O ar nos dutos tinha gosto de metal oxidado e desinfetante vencido. Ele rastejava, o corpo trêmulo pelo esforço. Abaixo, o som de botas militares ecoava. Ele abriu a transmissão de Rafa Coutinho em um dispositivo portátil. A tela tremeluziu. Rafa estava em um estúdio improvisado na ala de isolamento, a câmera focada em Helena Vargas, presa a uma cadeira.
— A nossa arquivista-chefe é a ladra que escondeu os registros do projeto de limpeza — a voz de Rafa, carregada de um escárnio calculado, preencheu o duto. — Lucas, se você estiver ouvindo, o tempo acabou. Cada segundo escondido é um segundo a menos de ar para a Dra. Helena.
Lucas sentiu o sangue gelar. Helena era a peça final para legitimar a fraude. Ele alcançou o painel de controle do setor de segurança. Com o relicário, ele forçou um curto-circuito, descarregando a carga residual do dispositivo no sistema. Alarmes dispararam, luzes estroboscópicas inundaram os corredores e as travas magnéticas das celas de isolamento foram liberadas com um estrondo ensurdecedor. No caos, ele emergiu dos dutos, correndo para a ala de isolamento.
Ao chegar, encontrou Helena, mas o relicário começou a emitir uma luz pulsante, revelando nomes de pacientes fantasmas projetados nas paredes. Helena, com o rosto pálido, sussurrou:
— Lucas, o relicário não é apenas um arquivo. Ele é o servidor mestre. Se você terminar a transferência, o nome do meu irmão e o da sua mãe serão expostos para o mundo inteiro. Eles não vão apenas te prender; vão apagar sua existência.

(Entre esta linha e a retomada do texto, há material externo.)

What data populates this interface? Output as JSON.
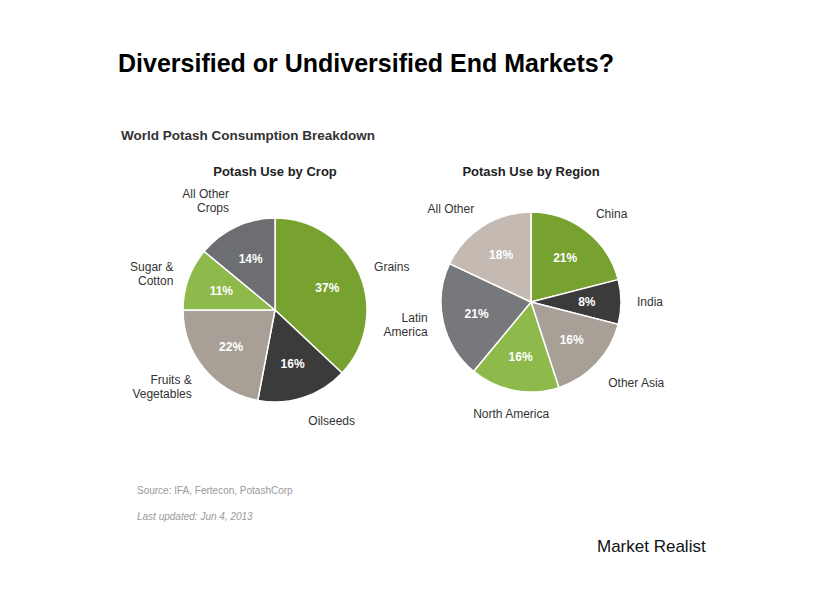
{
  "header": {
    "title": "Diversified or Undiversified End Markets?",
    "subtitle": "World Potash Consumption Breakdown"
  },
  "chart_data": [
    {
      "type": "pie",
      "title": "Potash Use by Crop",
      "categories": [
        "Grains",
        "Oilseeds",
        "Fruits &\nVegetables",
        "Sugar &\nCotton",
        "All Other\nCrops"
      ],
      "values": [
        37,
        16,
        22,
        11,
        14
      ],
      "value_labels": [
        "37%",
        "16%",
        "22%",
        "11%",
        "14%"
      ],
      "data_labels": true,
      "colors": [
        "#78a22f",
        "#3b3b3b",
        "#a89f96",
        "#8dba4a",
        "#6d6e71"
      ]
    },
    {
      "type": "pie",
      "title": "Potash Use by Region",
      "categories": [
        "China",
        "India",
        "Other Asia",
        "North America",
        "Latin\nAmerica",
        "All Other"
      ],
      "values": [
        21,
        8,
        16,
        16,
        21,
        18
      ],
      "value_labels": [
        "21%",
        "8%",
        "16%",
        "16%",
        "21%",
        "18%"
      ],
      "data_labels": true,
      "colors": [
        "#78a22f",
        "#3b3b3b",
        "#a89f96",
        "#8dba4a",
        "#77787b",
        "#c5bab1"
      ]
    }
  ],
  "footer": {
    "source": "Source: IFA, Fertecon, PotashCorp",
    "updated": "Last updated: Jun 4, 2013",
    "brand": "Market Realist"
  }
}
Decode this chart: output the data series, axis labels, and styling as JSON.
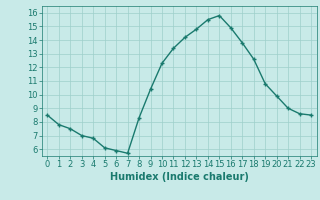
{
  "x": [
    0,
    1,
    2,
    3,
    4,
    5,
    6,
    7,
    8,
    9,
    10,
    11,
    12,
    13,
    14,
    15,
    16,
    17,
    18,
    19,
    20,
    21,
    22,
    23
  ],
  "y": [
    8.5,
    7.8,
    7.5,
    7.0,
    6.8,
    6.1,
    5.9,
    5.7,
    8.3,
    10.4,
    12.3,
    13.4,
    14.2,
    14.8,
    15.5,
    15.8,
    14.9,
    13.8,
    12.6,
    10.8,
    9.9,
    9.0,
    8.6,
    8.5
  ],
  "line_color": "#1a7a6e",
  "marker": "+",
  "marker_color": "#1a7a6e",
  "bg_color": "#c8eae8",
  "grid_color": "#9ecfcb",
  "xlabel": "Humidex (Indice chaleur)",
  "xlim": [
    -0.5,
    23.5
  ],
  "ylim": [
    5.5,
    16.5
  ],
  "yticks": [
    6,
    7,
    8,
    9,
    10,
    11,
    12,
    13,
    14,
    15,
    16
  ],
  "xticks": [
    0,
    1,
    2,
    3,
    4,
    5,
    6,
    7,
    8,
    9,
    10,
    11,
    12,
    13,
    14,
    15,
    16,
    17,
    18,
    19,
    20,
    21,
    22,
    23
  ],
  "xlabel_fontsize": 7,
  "tick_fontsize": 6,
  "linewidth": 1.0,
  "markersize": 3
}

O visor marcava 90%. A segurança estava a segundos de distância. O relicário brilhava intensamente, projetando a prova final — a lista que ligava o Diretor, a linhagem de sua mãe e o esquema de silenciamento de Rafa Coutinho. Lucas percebeu a verdade brutal: para expor o sistema, ele precisava se tornar o servidor. Ele não podia mais fugir. Ele tinha que carregar aquela prova para o palco da live de Rafa, transformando seu próprio corpo na arma que destruiria o Feed. O brilho do relicário atingiu o ápice, revelando a lista completa enquanto o som das botas da segurança parava bruscamente do lado de fora da porta da ala de isolamento.